Prima Facie- Aksi İspat Edilene Dek Yüzyıllık Masumiyet

Aksi İspat Edilene Dek Yüzyıllık Masumiyet

"Aksi ispat edilinceye kadar herkes masumdur". Peki ya gerçekten suçluysa ve her şey için çok geç kalınılmışsa!

Prima Facie, bir diğer adıyla 'İlk görünüşte'.

Suzie Miller, Avustralyalı/İngiliz bir senarist ve aynı zamanda liberalisttir. National Institute of Dramatic Arts mezunu Miller, hukuk ve tiyatro yüksek lisanlarını başarı ile tamamlar. Oyun yazmaya başlamadan hemen öncesinde tanıklık ettiği olaylar sayesinde dünyaca ses getiren ve sahneye uyarlanan Prima Facie oyununu meydana getirir. Miller'ın Prima Facie oyununu yazmaktaki en büyük unsuru; insan haklarının temeli olarak düşündüğü, "Suçluluğu ispat edilinceye kadar herkes masumdur." fikrinin, yaşanan her olay bakımından uygulanmasının adeletsizliğe yol açacağı fikridir. Cinsel taciz davalarını ise bunun en büyük örneği olarak açıklar.

suziemillerwriter.com

#MeToo hareketi temelindeki Prima Facie'nin prömiyeri, ilk olarak 2019 yılında Griffin Tiyatrosunda daha sonra West End Tiyatrosunda sahnelenerek İngiliz aktrist Jodie Comer'ın oyunculuğu ile buluşur. Oyun boyunca, seyirciyi hiçbir zaman odağından ayırmayan ve sürekli merak duygusunu pekiştiren Comer, performansı sayesinde eleştirmenlerin radarları karşısında büyük bir başarıyla zaferi elde eder. Tüm bu olaylar ışığında; Prima Facie, En İyi Oyun Ödülüne ve Jodie Comer ise En İyi Kadın Oyuncu Ödülüne layık görülür. Ödüllü oyunun, Broadway'deki gösterim planı, ünlü oyuncu Comer'in ,"Prima Facie'yi Broadway'e götürme fırsatına sahip olmak bir rüyanın gerçekleşmesi gibi." açıklamlarıyla kesinlik kazanır.

Arts Hub

Çeşitli yerlerde sahnelenen oyunu, Türkiye'de Eksi On Altı Tiyatrosu ve Olcay Yusufoğlu'nun eşsiz yorumuyla izlemek mümkün. Yusufoğlu'nun performansı ise gösteriş ve kalabalıktan uzak, seyircinin ilgisini dağıtmayacak biçimde tamamen baş kahramanın yaşadıklarına ve onun iç dünyasına dikkat çekmektedir. Oyun boyu sahne tavanından yere uzanan perdelerin nerede nasıl kullanılacağı merak konusudur. Perdelere yansıtılan Tessa'nın silüetleri ise iç çatışmanın perde arkasını seyirciye taşır. Bu oldukça güçlü yorum ve başarılı performans, kaçırılmaması gereken tiyatro oyunları arasındadır.

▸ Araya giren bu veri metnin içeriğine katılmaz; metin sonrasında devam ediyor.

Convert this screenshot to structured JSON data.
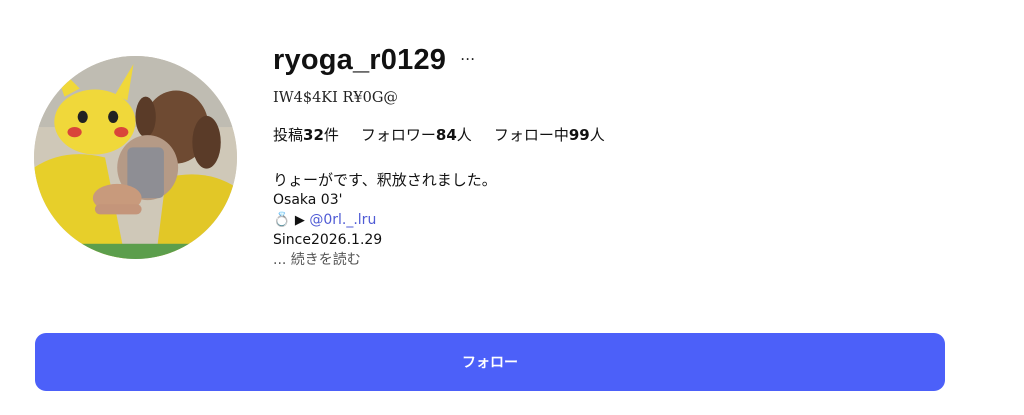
{
  "profile": {
    "username": "ryoga_r0129",
    "more_icon": "…",
    "display_name": "IW4$4KI R¥0G@"
  },
  "stats": {
    "posts_label": "投稿",
    "posts_count": "32",
    "posts_unit": "件",
    "followers_label": "フォロワー",
    "followers_count": "84",
    "followers_unit": "人",
    "following_label": "フォロー中",
    "following_count": "99",
    "following_unit": "人"
  },
  "bio": {
    "line1": "りょーがです、釈放されました。",
    "line2": "Osaka 03'",
    "ring_icon": "💍",
    "play_icon": "▶",
    "mention": "@0rl._.lru",
    "line4": "Since2026.1.29",
    "read_more": "... 続きを読む"
  },
  "actions": {
    "follow_label": "フォロー"
  },
  "colors": {
    "accent": "#4c60f9",
    "link": "#4f5bd5"
  }
}
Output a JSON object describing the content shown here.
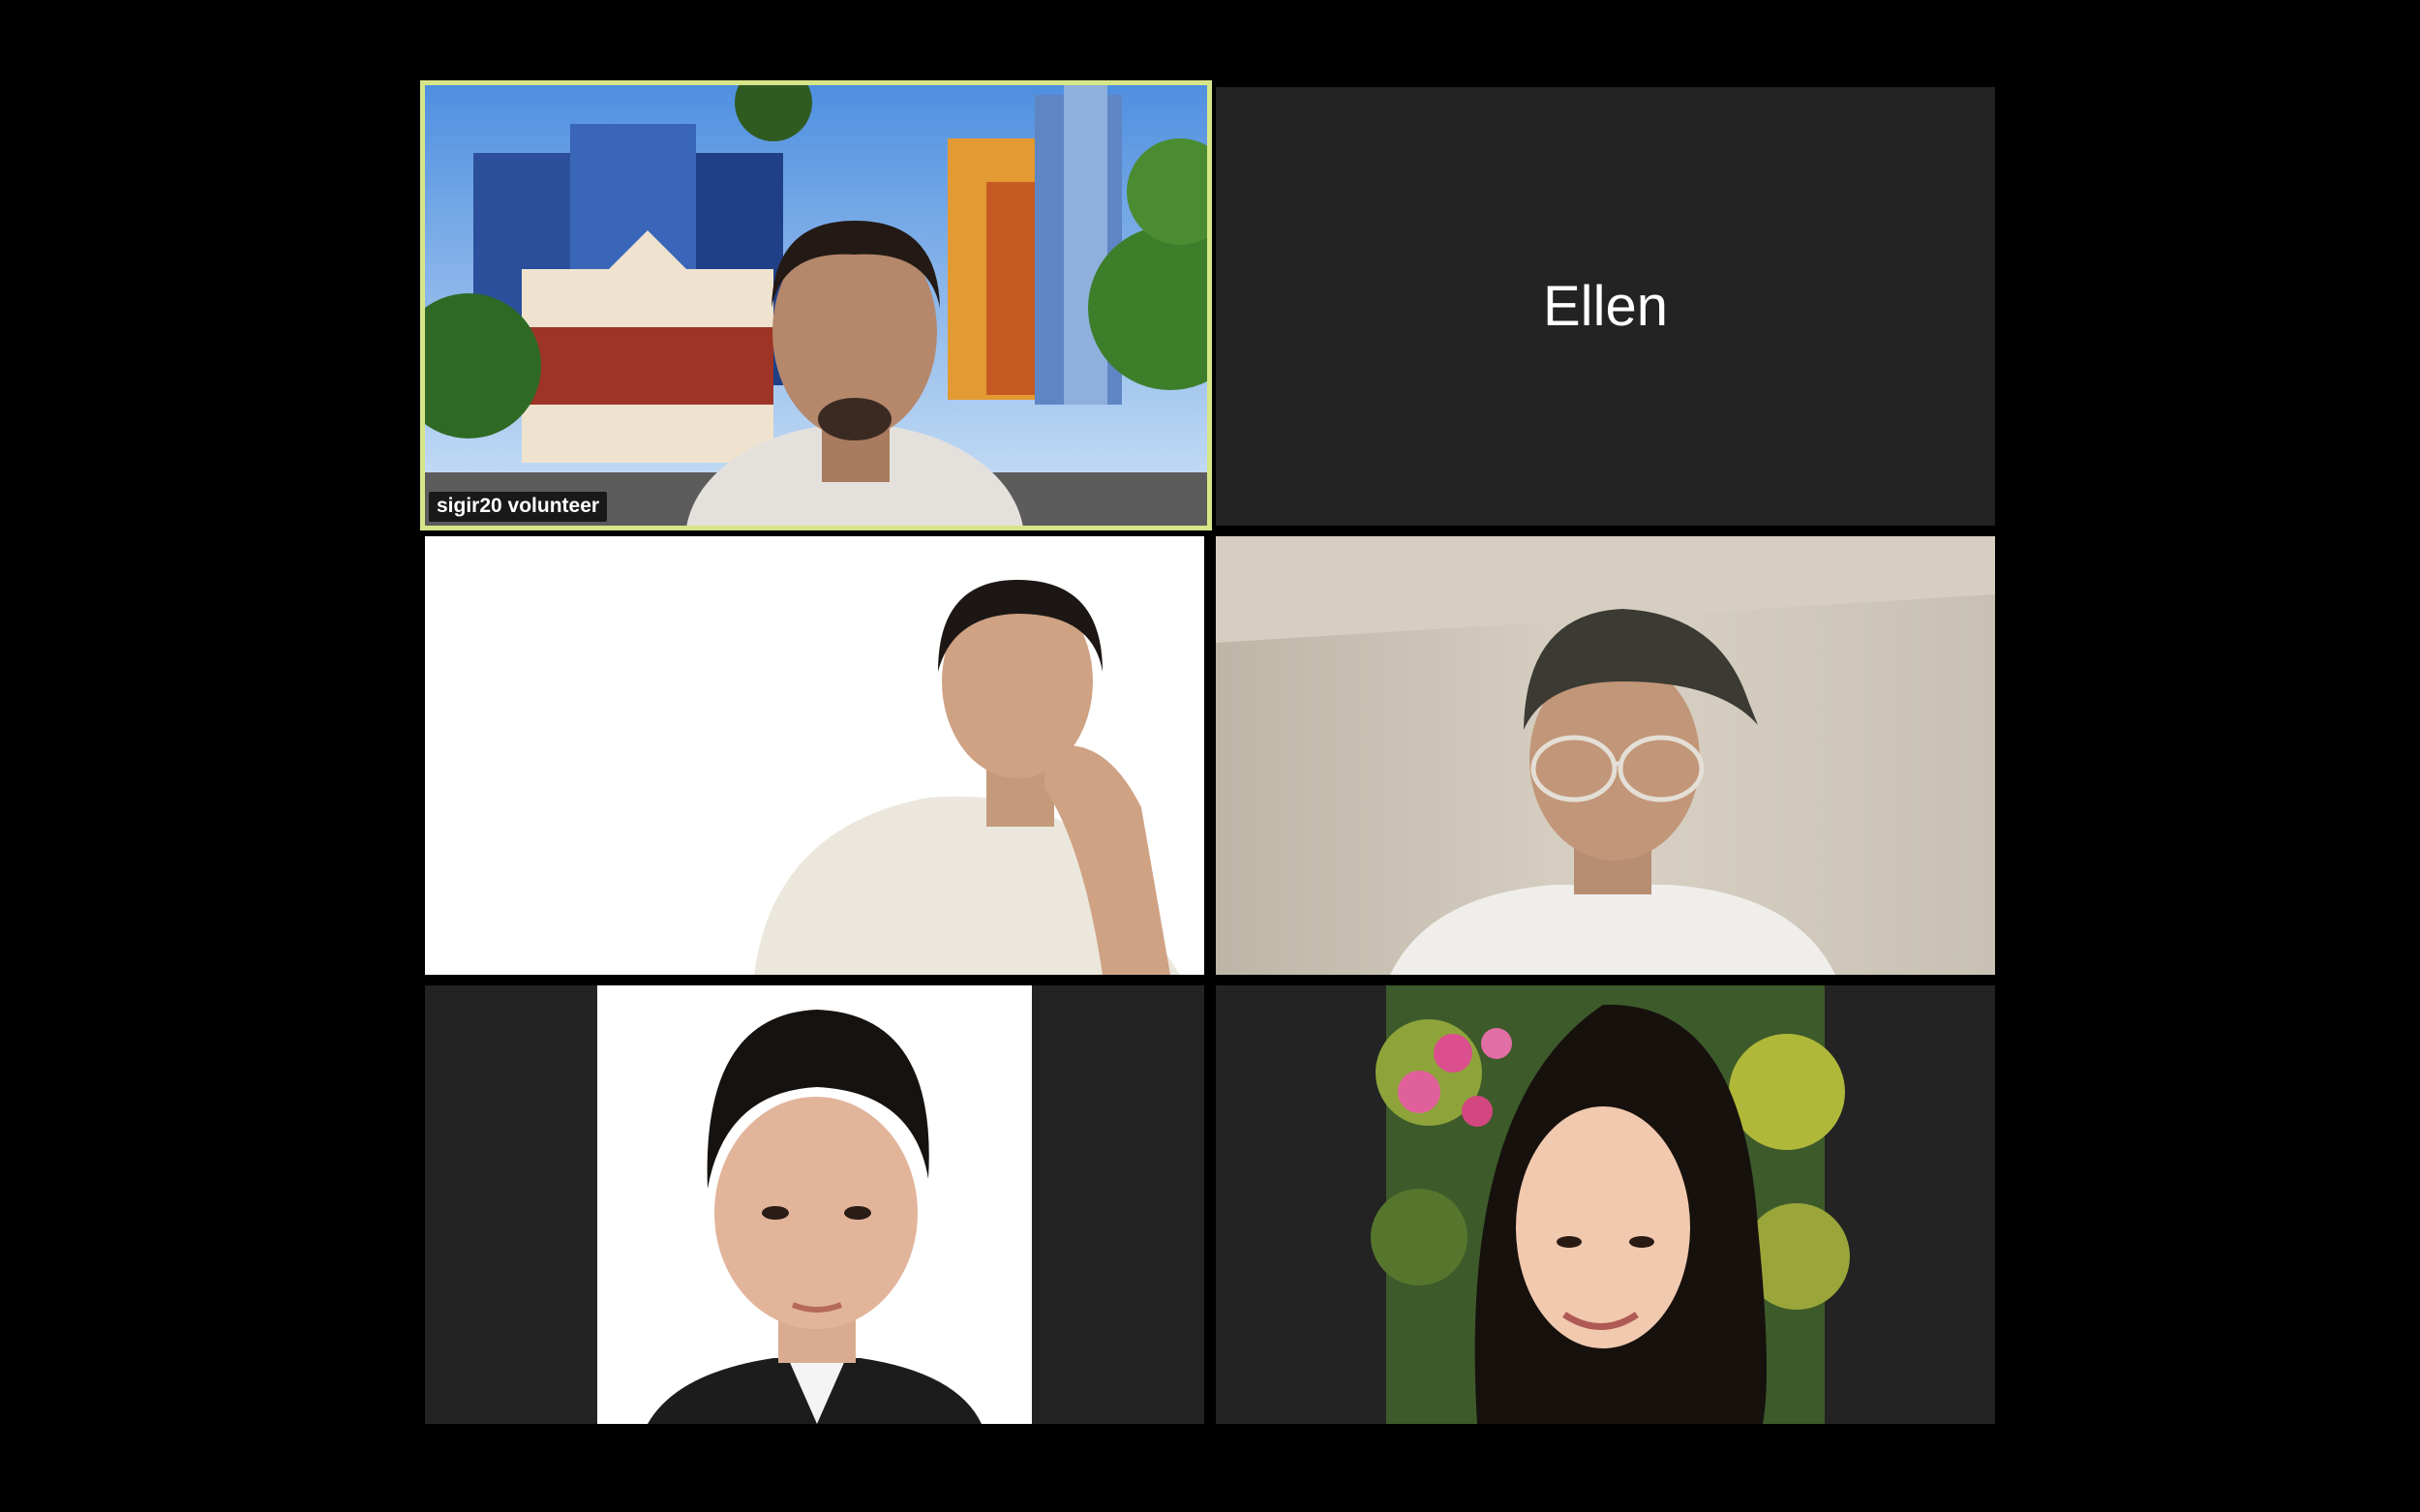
{
  "meeting": {
    "tiles": [
      {
        "id": "tile-1",
        "name_label": "sigir20 volunteer",
        "video": "on",
        "active_speaker": true
      },
      {
        "id": "tile-2",
        "name_label": "Ellen",
        "video": "off"
      },
      {
        "id": "tile-3",
        "video": "on"
      },
      {
        "id": "tile-4",
        "video": "on"
      },
      {
        "id": "tile-5",
        "video": "photo"
      },
      {
        "id": "tile-6",
        "video": "photo"
      }
    ]
  },
  "colors": {
    "background": "#000000",
    "tile_background": "#232323",
    "active_speaker_border": "#d8e68a",
    "name_text": "#ffffff"
  }
}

Ya Kazanacaksın Ya Da Kaybedeceksin!

Tessa, ceza hukuku alanının tüm kurallarına hakim ve şimdiye kadar elindeki tüm davaları kazanmış başarılı bir avukattır. Karşısına biri çıktığı vakit, onu ezip geçerek, karşısındakinin kim olduğu ve ne yaşadığı ile ilglilenmeyen Tessa, kazanma hırsının vücut bulmuş halidir.

İşçi kökenli bir aileden gelen baş kahraman, alt katmandan üst katmana çıkarken kendini ataerkil hegemonyasının altında ezilmemeye odaklar. Erkek figürü karşısında kazanmaktan başka bir şey düşünemeyen Tessa, cinsel taciz davalarında suç işleme ihtimali bulunan kişinin avukatı olarak yer almaktadır. Sanığı bile parmağında oynatmayı hedef alarak birnevi erkek figürünü alaşağı ettiğini düşünür ve bu ona haz vermektedir. İnsanların sanık avukatı olmasına karşı tepkilerine ise Tessa, "Ben işimi yapıyorum tıpkı bir taksi şöförü gibi, şöfor de müşterilerini seçemez ki." sözleriyle cevap verir.

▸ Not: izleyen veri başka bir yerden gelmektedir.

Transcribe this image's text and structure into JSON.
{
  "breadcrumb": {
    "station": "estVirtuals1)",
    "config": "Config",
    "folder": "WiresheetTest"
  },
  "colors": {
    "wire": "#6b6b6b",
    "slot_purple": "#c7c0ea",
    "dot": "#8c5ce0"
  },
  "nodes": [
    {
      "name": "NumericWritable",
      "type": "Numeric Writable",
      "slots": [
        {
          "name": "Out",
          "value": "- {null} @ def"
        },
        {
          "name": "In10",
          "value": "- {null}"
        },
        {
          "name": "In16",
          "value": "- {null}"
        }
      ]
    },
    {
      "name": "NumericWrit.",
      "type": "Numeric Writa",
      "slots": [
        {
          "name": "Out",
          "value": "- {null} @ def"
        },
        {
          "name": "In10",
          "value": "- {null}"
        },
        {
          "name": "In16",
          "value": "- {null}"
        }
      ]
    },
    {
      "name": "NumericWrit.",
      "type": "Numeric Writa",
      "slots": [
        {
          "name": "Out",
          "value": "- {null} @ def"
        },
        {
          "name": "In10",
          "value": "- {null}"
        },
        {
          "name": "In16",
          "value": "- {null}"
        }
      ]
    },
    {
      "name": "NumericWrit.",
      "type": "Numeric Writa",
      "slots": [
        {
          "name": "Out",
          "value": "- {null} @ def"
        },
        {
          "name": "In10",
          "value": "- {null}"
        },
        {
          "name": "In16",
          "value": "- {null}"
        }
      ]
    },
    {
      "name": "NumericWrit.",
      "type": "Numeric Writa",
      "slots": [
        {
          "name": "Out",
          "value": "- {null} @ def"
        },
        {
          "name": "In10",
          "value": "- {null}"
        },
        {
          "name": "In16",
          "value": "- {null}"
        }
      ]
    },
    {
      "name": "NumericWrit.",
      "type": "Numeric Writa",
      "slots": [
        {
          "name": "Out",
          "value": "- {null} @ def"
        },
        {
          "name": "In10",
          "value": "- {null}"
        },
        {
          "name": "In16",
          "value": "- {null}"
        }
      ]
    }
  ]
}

Mahkemeyi bir yarış olarak gören Tessa, olayın gerçekliği ile ilgilenmez ve olay içiresindeki şüpheli noktaları gün yüzüne çıkararak mağduru kendinden şüphe duymaya sürükler. Çapraz sorgusunun her sorusu onun için bir mermi niteliği taşır. Karşı tarafı tuzağa düşürür, onu sıkıştırır ve çelişkileri ortaya çıkarır. Tessa, oyunu kurallarına göre oynamalıdır. Düşünmeye ve yoruma mahal vermek onun için zayıflıktan başka bir şey değildir. Yalnızca sanığını aklamaya dikkat çeker.

Kaybedenler Dünyasının Karanlığı..

Erkekler dünyasındaki yeri, her geçen gün elde ettiği başarı ve kendine duyduğu güven duygusu; Tessa'nın "Ya sanık gerçekten suçluysa" gibi başkalarının sorularına olan tavrını dalga geçmekten öteye taşıyamaz. O kadar kazanmaya odaklanmıştır ki sorgulama esnasında karşı tarafın asli tanığının; "...Ben yalnızca diğer kadınları bu adamdan korumaya çalışıyorum." sözlerine kulak asmaz.

Bugünün Kazananı Yarının Kaybedeni Olabilir.

Tessa'yı bekleyen korkunç şey ise kendiyle yüzleşme ihtimalidir. Travmatik bir olay sonucu tacize uğrayan Tessa'nın karakter dönüşümü, onu bir hayli bozguna uğratır. Tessa olayların tam tersi işleyişinin nasıl olacağını bilmemektedir. Şimdi o, çapraz sorgunun namlusu altındadır. Çaresizliğin derin dalgaları içerinde boğulan Tessa, başta savunduğu görüşün aksine ceza hukukunun, özellikle taciz ve tecavüz davalarının sorgularında, bir şeylerin yolunda gitmediğinin ve bunun yanlış ilerdiğinin vurgusunu yapar.

Muhteşem bir olay ekseninde kurgulanan Prima Facie, kişide merak duygusunu eksik etmemekle beraber kişiye kendi hayatını sorgulatır. Tessa, günümüz insanından başka bir şey değildir. Tessa, yaşamak için kazanmaya inanan biridir. Bu talihsizlik ise onun, kazanırken kaybetmesine neden olduğu hayatları fark etmesine yol açar.